I knew in my heart that he was essentially a traditional Circassian father, who expected obedience and respect. He seemed to carry this veneer of stiffness and seriousness, but in my heart I knew him to have a very soft centre.  There were many people who held him in awe and found him slightly remote but I never did. He was the father who I turned to if I needed anything and he was always there for me. I remember times when I was sick and unable to sleep, he would come to my room and start singing to me in Circassian and attempt to teach me the words which I found hard to pronounce.  The song I remember most to this day is “Satanay guacha”, and I credit him for that.

Trying to recollect these memories hasn’t been easy , because it has brought back so many emotions, and I realise how much I miss him in my life. I am so proud to be his daughter, and I know now what a privilege it has been to grow up in his shadow and to fully appreciate  his wonderful legacy of honesty , integrity, and his absolute love for Jordan.  I recall him saying to me , that having travelled all over the world , he honestly believed Jordan to be the best place to live in.”

On hearing of the passing away of Pasha [in 1989], I went immediately to his home  and there was a small group of us standing on the veranda, where pon someone asked me, “where is his Majesty the King?” I told him that I had heard his Majesty was in Alexandria on a state visit to Egypt. Then I turned round towards the garden gate, and said “Here is his Majesty!”.
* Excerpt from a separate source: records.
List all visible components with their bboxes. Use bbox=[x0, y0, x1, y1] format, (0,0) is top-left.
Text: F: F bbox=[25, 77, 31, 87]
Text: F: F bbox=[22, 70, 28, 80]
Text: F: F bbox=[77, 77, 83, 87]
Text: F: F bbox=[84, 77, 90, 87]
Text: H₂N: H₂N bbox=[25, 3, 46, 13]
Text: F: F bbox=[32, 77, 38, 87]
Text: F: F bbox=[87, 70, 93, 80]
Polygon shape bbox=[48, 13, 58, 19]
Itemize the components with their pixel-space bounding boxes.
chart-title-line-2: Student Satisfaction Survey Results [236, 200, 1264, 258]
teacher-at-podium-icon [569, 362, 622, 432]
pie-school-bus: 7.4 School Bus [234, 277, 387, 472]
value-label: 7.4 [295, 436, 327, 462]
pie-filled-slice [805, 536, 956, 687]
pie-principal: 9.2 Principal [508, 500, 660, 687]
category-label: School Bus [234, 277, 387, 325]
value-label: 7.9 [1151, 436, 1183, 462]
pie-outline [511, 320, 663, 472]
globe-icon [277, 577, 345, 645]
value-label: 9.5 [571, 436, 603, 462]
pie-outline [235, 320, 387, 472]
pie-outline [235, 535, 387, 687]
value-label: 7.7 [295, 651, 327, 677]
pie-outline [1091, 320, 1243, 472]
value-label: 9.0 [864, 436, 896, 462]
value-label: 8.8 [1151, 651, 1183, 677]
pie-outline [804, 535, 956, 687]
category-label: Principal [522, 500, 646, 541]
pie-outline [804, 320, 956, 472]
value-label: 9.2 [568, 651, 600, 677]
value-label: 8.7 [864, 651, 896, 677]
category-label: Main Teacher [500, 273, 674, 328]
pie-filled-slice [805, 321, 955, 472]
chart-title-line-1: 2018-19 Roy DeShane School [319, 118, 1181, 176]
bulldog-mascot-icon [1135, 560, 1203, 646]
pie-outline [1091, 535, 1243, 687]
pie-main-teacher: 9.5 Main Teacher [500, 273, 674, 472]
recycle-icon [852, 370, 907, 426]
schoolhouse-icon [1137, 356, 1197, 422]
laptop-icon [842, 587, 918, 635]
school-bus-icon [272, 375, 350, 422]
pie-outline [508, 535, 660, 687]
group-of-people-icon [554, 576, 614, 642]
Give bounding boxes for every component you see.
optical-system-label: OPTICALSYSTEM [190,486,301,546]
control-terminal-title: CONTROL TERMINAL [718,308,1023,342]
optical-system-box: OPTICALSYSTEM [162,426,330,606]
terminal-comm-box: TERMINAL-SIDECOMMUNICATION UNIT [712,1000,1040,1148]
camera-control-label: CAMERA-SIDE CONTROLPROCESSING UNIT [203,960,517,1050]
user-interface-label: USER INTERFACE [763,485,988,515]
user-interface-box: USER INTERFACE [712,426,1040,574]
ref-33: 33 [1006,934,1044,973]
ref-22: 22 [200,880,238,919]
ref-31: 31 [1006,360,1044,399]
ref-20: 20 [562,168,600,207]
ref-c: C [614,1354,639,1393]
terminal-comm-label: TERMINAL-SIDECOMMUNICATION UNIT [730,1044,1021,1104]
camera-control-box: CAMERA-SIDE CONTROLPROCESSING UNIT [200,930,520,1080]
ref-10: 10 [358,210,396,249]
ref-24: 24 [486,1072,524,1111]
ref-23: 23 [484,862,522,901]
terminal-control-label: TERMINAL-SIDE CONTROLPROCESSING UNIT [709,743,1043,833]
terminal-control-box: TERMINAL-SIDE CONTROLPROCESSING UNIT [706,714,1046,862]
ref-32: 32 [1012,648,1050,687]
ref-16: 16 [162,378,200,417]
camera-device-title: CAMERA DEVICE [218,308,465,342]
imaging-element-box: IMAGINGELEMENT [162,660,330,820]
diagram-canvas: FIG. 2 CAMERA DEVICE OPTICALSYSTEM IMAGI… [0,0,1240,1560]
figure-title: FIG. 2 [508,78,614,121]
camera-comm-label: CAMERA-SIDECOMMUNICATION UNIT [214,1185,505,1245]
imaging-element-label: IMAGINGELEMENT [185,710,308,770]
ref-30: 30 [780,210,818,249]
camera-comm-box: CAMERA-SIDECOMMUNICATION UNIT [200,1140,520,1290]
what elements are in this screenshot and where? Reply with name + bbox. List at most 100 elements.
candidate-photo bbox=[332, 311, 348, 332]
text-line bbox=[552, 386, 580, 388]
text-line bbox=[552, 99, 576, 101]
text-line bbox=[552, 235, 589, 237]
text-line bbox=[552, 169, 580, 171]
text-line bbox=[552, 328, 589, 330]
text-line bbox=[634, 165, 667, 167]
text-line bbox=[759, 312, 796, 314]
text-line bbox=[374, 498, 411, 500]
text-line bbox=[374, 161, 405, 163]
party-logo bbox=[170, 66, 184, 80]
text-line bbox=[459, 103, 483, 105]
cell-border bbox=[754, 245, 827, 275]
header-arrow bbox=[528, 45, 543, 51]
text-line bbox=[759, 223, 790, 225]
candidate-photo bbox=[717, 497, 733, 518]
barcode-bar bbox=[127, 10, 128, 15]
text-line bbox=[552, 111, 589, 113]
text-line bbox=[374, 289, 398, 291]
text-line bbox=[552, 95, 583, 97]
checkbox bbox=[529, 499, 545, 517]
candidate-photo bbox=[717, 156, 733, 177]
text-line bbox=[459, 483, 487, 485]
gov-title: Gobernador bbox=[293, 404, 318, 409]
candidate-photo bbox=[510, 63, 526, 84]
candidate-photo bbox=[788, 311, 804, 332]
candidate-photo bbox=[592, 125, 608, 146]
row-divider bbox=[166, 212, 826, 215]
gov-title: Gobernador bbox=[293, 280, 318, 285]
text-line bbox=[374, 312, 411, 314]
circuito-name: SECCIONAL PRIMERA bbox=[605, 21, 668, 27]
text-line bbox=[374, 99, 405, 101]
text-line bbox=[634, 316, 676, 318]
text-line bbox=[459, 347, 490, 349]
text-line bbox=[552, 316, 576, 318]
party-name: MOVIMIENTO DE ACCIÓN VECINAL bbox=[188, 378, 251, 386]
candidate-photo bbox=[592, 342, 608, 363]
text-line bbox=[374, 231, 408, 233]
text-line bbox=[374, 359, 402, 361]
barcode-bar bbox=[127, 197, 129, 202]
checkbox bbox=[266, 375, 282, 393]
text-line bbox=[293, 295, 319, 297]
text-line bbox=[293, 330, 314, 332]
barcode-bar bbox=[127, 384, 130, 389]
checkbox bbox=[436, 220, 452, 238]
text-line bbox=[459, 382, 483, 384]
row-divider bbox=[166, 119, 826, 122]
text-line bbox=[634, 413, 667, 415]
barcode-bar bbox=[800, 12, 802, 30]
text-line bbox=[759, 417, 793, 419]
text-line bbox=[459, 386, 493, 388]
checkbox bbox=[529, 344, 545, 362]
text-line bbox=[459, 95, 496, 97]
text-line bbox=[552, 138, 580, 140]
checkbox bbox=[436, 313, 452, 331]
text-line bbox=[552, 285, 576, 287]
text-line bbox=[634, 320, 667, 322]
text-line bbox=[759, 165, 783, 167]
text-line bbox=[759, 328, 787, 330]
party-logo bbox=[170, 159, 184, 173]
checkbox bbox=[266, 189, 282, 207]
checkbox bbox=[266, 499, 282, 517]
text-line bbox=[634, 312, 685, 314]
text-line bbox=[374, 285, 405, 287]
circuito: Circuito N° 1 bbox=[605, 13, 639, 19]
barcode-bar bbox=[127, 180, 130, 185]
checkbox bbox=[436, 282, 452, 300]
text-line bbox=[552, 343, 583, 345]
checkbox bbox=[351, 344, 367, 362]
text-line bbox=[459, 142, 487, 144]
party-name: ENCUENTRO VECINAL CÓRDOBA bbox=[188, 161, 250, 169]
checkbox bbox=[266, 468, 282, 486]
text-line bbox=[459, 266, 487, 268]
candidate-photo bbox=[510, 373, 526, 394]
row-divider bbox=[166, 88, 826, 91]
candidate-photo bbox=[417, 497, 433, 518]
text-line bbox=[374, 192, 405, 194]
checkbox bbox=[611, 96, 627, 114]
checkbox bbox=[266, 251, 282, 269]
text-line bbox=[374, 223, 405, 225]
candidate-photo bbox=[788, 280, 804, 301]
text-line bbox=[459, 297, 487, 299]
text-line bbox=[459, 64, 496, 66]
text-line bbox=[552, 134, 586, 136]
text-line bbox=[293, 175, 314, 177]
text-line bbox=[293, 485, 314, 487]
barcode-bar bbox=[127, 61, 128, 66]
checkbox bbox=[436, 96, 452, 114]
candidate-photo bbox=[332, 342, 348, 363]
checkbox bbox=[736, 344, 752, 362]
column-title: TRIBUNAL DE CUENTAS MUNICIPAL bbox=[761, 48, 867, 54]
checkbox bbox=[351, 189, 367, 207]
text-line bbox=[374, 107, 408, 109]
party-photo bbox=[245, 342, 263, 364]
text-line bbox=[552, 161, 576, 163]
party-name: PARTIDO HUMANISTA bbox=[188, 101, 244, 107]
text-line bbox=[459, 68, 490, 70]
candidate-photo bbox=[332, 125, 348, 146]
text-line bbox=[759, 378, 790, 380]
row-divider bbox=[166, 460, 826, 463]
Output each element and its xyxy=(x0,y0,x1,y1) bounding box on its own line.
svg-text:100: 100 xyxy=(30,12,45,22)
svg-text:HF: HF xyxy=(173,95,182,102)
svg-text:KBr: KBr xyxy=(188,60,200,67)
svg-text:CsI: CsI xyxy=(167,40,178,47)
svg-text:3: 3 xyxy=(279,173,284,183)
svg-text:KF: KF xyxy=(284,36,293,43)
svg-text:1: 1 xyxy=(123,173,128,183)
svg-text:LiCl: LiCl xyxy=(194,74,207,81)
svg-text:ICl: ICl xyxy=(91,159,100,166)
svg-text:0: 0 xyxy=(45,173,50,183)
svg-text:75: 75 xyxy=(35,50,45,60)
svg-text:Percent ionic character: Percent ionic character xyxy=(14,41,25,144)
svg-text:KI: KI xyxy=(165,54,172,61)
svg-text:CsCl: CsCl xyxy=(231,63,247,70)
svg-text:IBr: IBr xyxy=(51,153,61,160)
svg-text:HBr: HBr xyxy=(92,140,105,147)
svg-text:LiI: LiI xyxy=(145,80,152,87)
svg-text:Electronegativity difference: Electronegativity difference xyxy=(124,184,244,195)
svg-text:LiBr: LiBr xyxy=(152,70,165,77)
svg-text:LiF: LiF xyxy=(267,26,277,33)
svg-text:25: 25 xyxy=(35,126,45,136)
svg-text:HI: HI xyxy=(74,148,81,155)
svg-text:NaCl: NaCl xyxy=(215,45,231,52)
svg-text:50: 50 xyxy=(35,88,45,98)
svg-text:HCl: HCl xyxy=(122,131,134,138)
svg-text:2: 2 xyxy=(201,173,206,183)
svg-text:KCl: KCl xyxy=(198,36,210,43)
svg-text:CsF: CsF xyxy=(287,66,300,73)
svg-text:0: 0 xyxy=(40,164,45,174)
His majesty King Hussain came accompanied by only one escort and he offered his condolences to Izzeddin Al-Mufti  and said to him modestly, “He was like an uncle to me  and I hope the family will agree to bury him in the Royal cemetery. Till now I will never forget that his Majesty personally stood and accepted condolences at the Royal cemetery  with Basil standing behind him.

One last thing I have to mention, that the only favour Said Mufti ever requested from the King was the piece of land that we are standing on now [the Circassian Association in Amman], commemorating his wonderful legacy.

May god bless his soul.

Assalam alaikum warahmatullah wabarakato.”